Cuando me quedé sola trate de pensar de nuevo en las cosas que vería en Arenales, volvería a pasar por Trilce así que cerré mis ojos sin ver nada mas que lo negro, pero estaba al tanto escuchando al cobrador lo que decía y a dos chicos que estaban detrás, al subir dijeron que iban a Arenales así que ellos me darían la señal al bajar para poder abrir mis ojos y correr tras de ellos. Bueno al final, el cobrador les dijo que ya estábamos llegando a Arenales para que avanzaran y me paré antes que ellos, bajé y me sentí aliviada de estar tan cerca de ese lugar. Al entrar lo primero que recordé fue el poster de Inuyasha que me regalaron en mi último cumpleaños *Rayos, me dije a mi misma, ni siquiera vas a estar tranquila acá...

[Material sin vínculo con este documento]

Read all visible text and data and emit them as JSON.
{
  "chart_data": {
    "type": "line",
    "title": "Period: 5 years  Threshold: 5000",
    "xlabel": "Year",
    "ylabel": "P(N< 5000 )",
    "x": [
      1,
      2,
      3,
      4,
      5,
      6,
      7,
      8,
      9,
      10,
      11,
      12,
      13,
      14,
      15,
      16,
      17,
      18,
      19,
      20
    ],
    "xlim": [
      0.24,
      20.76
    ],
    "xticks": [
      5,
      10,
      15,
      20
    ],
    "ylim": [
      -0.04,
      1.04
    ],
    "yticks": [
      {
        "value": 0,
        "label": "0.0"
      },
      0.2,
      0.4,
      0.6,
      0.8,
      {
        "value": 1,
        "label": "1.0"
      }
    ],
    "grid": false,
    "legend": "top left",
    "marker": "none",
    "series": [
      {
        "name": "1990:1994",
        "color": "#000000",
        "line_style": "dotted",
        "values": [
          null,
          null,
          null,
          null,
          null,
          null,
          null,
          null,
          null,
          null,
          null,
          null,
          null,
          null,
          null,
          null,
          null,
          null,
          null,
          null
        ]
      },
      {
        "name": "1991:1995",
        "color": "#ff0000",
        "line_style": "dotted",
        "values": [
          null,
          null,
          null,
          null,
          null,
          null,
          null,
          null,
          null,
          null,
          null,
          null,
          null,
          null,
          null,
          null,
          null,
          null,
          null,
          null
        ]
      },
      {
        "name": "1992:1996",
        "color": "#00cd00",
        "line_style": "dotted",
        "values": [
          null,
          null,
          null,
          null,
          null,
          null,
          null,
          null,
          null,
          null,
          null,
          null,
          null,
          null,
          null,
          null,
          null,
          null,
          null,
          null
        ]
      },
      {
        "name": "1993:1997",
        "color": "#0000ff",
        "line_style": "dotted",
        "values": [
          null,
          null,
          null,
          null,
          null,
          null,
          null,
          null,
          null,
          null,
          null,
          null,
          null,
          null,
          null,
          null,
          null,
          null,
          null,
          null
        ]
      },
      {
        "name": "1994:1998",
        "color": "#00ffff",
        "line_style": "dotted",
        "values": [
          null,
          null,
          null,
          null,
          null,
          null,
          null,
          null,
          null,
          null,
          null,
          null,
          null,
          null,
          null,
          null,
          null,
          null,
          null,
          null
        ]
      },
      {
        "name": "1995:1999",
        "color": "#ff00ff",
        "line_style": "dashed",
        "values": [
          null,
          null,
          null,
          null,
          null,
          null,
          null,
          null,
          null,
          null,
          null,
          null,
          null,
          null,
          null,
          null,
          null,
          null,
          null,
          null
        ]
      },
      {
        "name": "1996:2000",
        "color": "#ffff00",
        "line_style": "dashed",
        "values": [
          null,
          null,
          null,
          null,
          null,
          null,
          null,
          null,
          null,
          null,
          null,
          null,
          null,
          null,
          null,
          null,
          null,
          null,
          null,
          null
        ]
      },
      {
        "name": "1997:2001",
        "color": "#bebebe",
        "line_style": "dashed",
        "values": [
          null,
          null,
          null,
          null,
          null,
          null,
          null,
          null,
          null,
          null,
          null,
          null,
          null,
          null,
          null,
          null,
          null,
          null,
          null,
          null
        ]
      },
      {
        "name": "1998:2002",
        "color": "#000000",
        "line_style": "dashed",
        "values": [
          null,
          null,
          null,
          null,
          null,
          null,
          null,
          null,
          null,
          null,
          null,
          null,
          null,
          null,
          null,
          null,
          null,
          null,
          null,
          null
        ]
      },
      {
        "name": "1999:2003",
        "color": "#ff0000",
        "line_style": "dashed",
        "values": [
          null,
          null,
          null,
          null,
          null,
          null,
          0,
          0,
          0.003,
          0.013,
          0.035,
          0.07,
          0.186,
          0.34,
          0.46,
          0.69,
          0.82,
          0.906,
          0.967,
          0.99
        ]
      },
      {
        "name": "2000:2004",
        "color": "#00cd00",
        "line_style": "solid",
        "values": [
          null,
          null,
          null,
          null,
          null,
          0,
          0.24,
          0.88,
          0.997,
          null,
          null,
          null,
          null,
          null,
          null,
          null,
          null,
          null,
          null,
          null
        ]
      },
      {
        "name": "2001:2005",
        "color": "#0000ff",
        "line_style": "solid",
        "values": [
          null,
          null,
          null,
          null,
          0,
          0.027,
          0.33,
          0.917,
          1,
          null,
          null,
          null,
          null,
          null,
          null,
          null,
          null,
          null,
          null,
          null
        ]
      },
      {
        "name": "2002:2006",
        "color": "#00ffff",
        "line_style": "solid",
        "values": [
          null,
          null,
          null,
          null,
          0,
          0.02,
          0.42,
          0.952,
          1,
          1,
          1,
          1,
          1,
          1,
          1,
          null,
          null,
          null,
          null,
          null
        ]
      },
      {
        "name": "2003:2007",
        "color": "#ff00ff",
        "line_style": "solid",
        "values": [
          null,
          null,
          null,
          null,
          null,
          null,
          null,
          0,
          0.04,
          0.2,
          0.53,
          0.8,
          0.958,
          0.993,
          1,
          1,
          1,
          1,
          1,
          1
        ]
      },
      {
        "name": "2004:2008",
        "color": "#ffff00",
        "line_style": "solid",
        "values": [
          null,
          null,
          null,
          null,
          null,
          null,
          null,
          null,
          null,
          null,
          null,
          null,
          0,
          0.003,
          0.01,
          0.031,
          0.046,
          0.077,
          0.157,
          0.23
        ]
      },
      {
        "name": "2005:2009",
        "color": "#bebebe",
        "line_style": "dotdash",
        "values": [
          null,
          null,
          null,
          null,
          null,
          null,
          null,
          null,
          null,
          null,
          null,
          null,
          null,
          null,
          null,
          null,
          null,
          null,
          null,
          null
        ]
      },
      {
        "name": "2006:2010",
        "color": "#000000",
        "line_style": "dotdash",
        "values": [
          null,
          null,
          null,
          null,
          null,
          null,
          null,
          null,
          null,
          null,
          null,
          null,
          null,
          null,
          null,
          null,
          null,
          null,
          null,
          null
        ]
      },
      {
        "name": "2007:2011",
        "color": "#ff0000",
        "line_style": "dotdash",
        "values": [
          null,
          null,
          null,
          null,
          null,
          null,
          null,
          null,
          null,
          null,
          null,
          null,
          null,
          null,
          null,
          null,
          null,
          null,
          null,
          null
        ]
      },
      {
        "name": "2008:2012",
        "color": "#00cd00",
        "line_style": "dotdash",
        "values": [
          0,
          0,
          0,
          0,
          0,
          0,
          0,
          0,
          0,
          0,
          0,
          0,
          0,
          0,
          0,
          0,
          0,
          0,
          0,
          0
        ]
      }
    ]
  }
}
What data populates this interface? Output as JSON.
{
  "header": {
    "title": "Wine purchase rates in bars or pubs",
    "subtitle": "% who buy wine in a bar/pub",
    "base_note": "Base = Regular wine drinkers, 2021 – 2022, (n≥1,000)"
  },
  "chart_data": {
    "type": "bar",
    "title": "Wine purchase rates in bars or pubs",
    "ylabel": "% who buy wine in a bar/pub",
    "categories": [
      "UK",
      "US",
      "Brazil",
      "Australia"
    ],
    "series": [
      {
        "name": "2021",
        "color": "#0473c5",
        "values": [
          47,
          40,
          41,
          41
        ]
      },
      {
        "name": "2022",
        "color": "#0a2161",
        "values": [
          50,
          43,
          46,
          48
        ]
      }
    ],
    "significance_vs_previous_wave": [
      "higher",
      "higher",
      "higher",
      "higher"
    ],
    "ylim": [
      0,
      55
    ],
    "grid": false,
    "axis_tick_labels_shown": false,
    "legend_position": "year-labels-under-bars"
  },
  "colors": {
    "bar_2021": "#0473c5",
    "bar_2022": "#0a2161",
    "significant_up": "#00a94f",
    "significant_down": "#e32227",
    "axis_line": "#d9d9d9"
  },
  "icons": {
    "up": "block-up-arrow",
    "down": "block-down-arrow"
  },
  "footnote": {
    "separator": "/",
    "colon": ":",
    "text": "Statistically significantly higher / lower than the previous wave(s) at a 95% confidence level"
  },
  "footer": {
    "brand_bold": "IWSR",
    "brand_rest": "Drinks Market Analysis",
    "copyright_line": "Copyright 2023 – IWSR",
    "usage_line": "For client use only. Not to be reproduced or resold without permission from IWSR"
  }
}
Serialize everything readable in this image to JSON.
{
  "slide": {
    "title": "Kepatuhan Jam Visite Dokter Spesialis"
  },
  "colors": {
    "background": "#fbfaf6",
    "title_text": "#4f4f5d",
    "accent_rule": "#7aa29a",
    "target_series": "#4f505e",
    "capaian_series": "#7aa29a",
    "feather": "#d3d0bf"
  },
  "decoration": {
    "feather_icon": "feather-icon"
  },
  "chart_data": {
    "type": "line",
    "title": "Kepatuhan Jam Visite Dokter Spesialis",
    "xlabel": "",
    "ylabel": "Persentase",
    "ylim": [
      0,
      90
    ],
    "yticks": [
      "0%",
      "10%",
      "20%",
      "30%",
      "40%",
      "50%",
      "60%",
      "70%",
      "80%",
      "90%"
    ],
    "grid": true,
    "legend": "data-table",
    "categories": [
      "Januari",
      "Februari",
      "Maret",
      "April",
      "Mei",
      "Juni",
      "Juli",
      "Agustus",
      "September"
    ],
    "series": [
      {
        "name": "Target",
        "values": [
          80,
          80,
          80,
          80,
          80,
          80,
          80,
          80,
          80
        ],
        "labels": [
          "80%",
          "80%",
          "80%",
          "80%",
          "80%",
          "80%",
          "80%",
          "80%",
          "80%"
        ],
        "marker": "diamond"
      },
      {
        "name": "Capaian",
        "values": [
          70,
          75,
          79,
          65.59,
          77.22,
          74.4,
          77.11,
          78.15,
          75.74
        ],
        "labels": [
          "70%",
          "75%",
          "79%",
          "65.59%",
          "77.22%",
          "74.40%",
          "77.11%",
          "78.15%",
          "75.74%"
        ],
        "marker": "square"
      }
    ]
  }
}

Tenía ganas de tirarme una cachetada, pero había mucha gente a mi alrededor y no quería que me vieran raro así que seguí caminando, cuando llegué al segundo piso llegó la tranquilidad que tanto anhelaba ese día, los stickers, las revistas, los videos, las figuras, todos los artículos que encontré, de pronto deseé haber venido acá primero y no haber gastado mi plata en esos libros que tenía en la mochila y me pesaban tanto, fui de tienda en tienda y me quedaba leyendo los eventos que harían ese año aparte claro del gran OTAKUFEST, del cual ya tenía mi entrada lista y seguía ahorrando plata para derrocharla el día del evento. Caminé tanto que estaba cansada, eso que estaba con zapatilla, ya eran las 8 y algo más entonces decidí volver a mi casa. Al salir tenía la esperanza de que lloviera como los días anteriores, pero no vi ni una gota. Pensaba caminar un cierto tramo para estar más cansada y al llegar a mi casa dormir hasta el próximo día, pero mis piernas ya no daban me traicionaron, en el paradero esperaba un carro que fuera por Aviación, para evitar pasar de nuevo por Miraflores, pero ninguno aparecía… me dio tanta cólera y subí al primer carro que me llevara a mi casa. En el camino trataba de no dormirme para que pueda descansar mejor en mi casa pero no, el sueño me ganó y mi cuerpo me volvió a traicionar. Me desperté cuando estaba llegando a Panamá, agradecí un poco a mi cuerpo ya que no vi nada de Miraflores, cabeceé hasta llegar al Ovalo Higuereta y luego bajé en el paradero, caminé a mi casa muy cansada pensando que quizá si lograría dormir tranquila al llegar a mi cama.

Entré y al llegar a la cocina encontré a mi abuela cenando, decidí acompañarla por un rato antes de dormir, pero me que tenía que actualizar el blog de JOVMECH, pensé en hacerlo otro día pero tenía que aprovechar ese momento que mi madre aun no estaba en casa y podía usar su computadora. Me decidí y la prendí antes e arrepentirme, entré a mi correo para ver que mensajes me habían llegado, como la mayoría era del facebook lo cerré y me limité a colgar las fotos a la entrada nueva del blog. Faltaban 10 minutos para que mi madre llegara, en eso decidí no ser egoísta, si lo llamaba me iba a sentir mal, pero no me puse a pensar en como él reaccionaría. Por los recuerdos que tengo de la última vez que lo vi, intuí que escuchar su voz sería tan doloroso para mí como para él escuchando la mía, llamarlo después de 5 meses sin comunicación *Pero es su cumpleaños, tienes una escusa (me alenté a mi misma) no, esta vez es diferente a las anteriores ocasiones que tuve para demostrarle todo lo que sentía por él (detuve mi emoción de coger el celular). Pensé que lo mejor era enviarle un correo. Solo me quedaban 5 minutos y no sabia que decirle, así que se me ocurrió enviarle una postal, abrí una página y busqué una tarjeta postal que se adecue a al ocasión, encontré una perfecta, escribí poco por el tiempo y se lo envié, no tuve tiempo de verificar en mi correo si había llegado o no porque sonó la puerta del garaje, apagué todo lo más rápido que pude y me fui a mi cuarto. Hice mi devocional y me quedé dormida.